The effect of antibiotic therapy on post-Q-fever fatigue syndrome has not been studied in Southeast Europe thus far.
Case Reports: Three patients are presented with post-Q-fever fatigue syndrome. All fulfilled the CDC criteria for Chronic Fatigue Syndrome. IgA antibodies to phase I of the growth cycle of Coxiella burnetii were positive in two patients and negative in one. Two patients were treated with doxycycline for two weeks in the acute phase of illness and one with a combination of erythromycin and gentamycin. After 4-12 months they developed post-Q-fever fatigue syndrome and were treated with intracellular active antibiotics (fluoroquinolones and tetracycline) for 3-12 months.

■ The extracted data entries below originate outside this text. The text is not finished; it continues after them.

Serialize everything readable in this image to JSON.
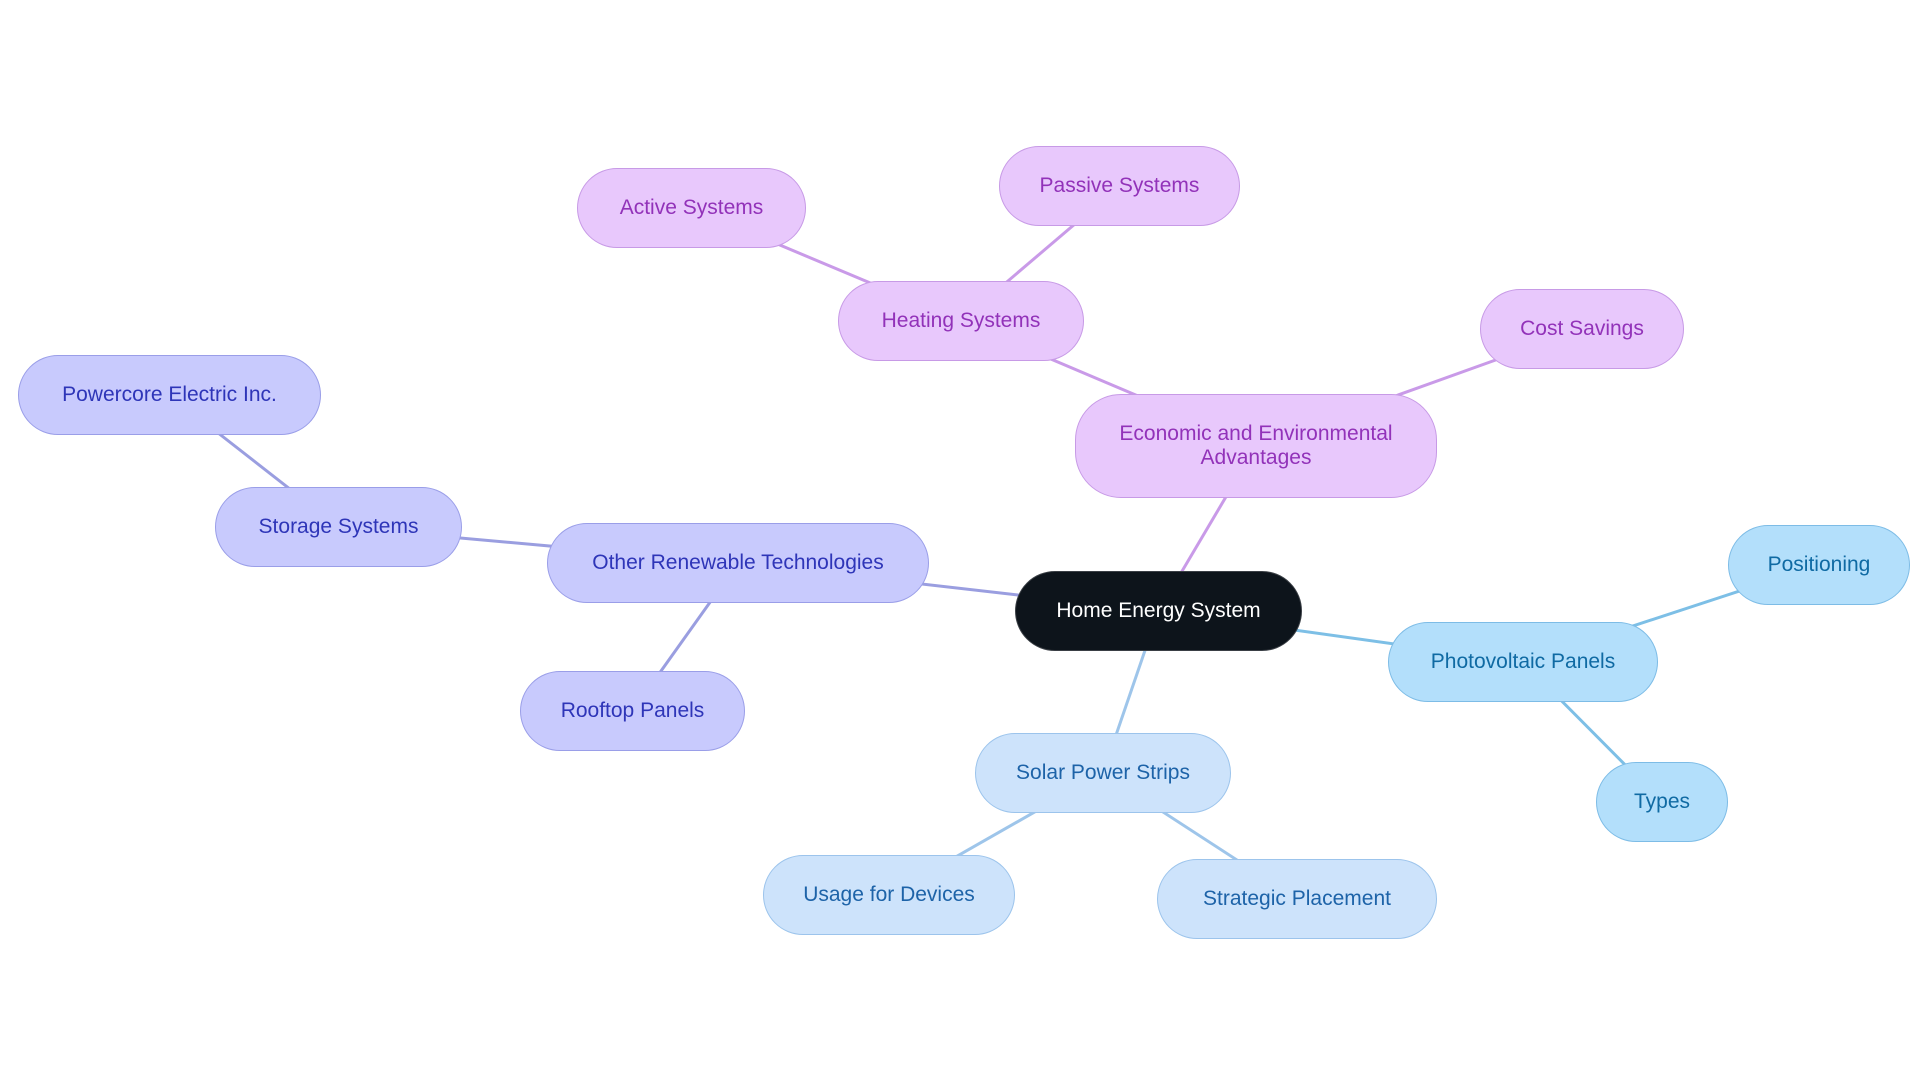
{
  "diagram": {
    "type": "mindmap",
    "root": {
      "id": "root",
      "label": "Home Energy System"
    },
    "branch_colors": {
      "root": {
        "fill": "#0d141b",
        "text": "#ffffff"
      },
      "purple": {
        "fill": "#e8c8fc",
        "border": "#c79ae6",
        "text": "#9232b9",
        "edge": "#c99ae8"
      },
      "indigo": {
        "fill": "#c8cafd",
        "border": "#9a9ee8",
        "text": "#2e35b8",
        "edge": "#9a9ee0"
      },
      "lightblue": {
        "fill": "#cde3fb",
        "border": "#9cc4ec",
        "text": "#1d63a8",
        "edge": "#9ec5ea"
      },
      "skyblue": {
        "fill": "#b3dffb",
        "border": "#7dbce6",
        "text": "#0f6aa3",
        "edge": "#7dbfe6"
      }
    },
    "nodes": [
      {
        "id": "root",
        "label": "Home Energy System",
        "color": "root"
      },
      {
        "id": "econ",
        "label": "Economic and Environmental Advantages",
        "color": "purple",
        "parent": "root"
      },
      {
        "id": "heating",
        "label": "Heating Systems",
        "color": "purple",
        "parent": "econ"
      },
      {
        "id": "active",
        "label": "Active Systems",
        "color": "purple",
        "parent": "heating"
      },
      {
        "id": "passive",
        "label": "Passive Systems",
        "color": "purple",
        "parent": "heating"
      },
      {
        "id": "cost",
        "label": "Cost Savings",
        "color": "purple",
        "parent": "econ"
      },
      {
        "id": "other",
        "label": "Other Renewable Technologies",
        "color": "indigo",
        "parent": "root"
      },
      {
        "id": "storage",
        "label": "Storage Systems",
        "color": "indigo",
        "parent": "other"
      },
      {
        "id": "powercore",
        "label": "Powercore Electric Inc.",
        "color": "indigo",
        "parent": "storage"
      },
      {
        "id": "rooftop",
        "label": "Rooftop Panels",
        "color": "indigo",
        "parent": "other"
      },
      {
        "id": "strips",
        "label": "Solar Power Strips",
        "color": "lightblue",
        "parent": "root"
      },
      {
        "id": "usage",
        "label": "Usage for Devices",
        "color": "lightblue",
        "parent": "strips"
      },
      {
        "id": "placement",
        "label": "Strategic Placement",
        "color": "lightblue",
        "parent": "strips"
      },
      {
        "id": "pv",
        "label": "Photovoltaic Panels",
        "color": "skyblue",
        "parent": "root"
      },
      {
        "id": "positioning",
        "label": "Positioning",
        "color": "skyblue",
        "parent": "pv"
      },
      {
        "id": "types",
        "label": "Types",
        "color": "skyblue",
        "parent": "pv"
      }
    ]
  }
}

Efficacy of the treatment was observed in two patients, but in one patient the results were not encouraging.
Conclusions: These results suggest the possibility of the involvement of Coxiella burnetii infection in the evolution of Chronic Fatigue Syndrome. This is the first report on post-Q-fever fatigue syndrome in Mediterranean countries.
Evidence of IgA antibodies to phase I of the growth cycle of Coxiella burnetii is not a prerequisite for establishing a diagnosis of CFS. The recommendation of antibiotic treatment in post-Q-fever fatigue syndrome requires further investigation.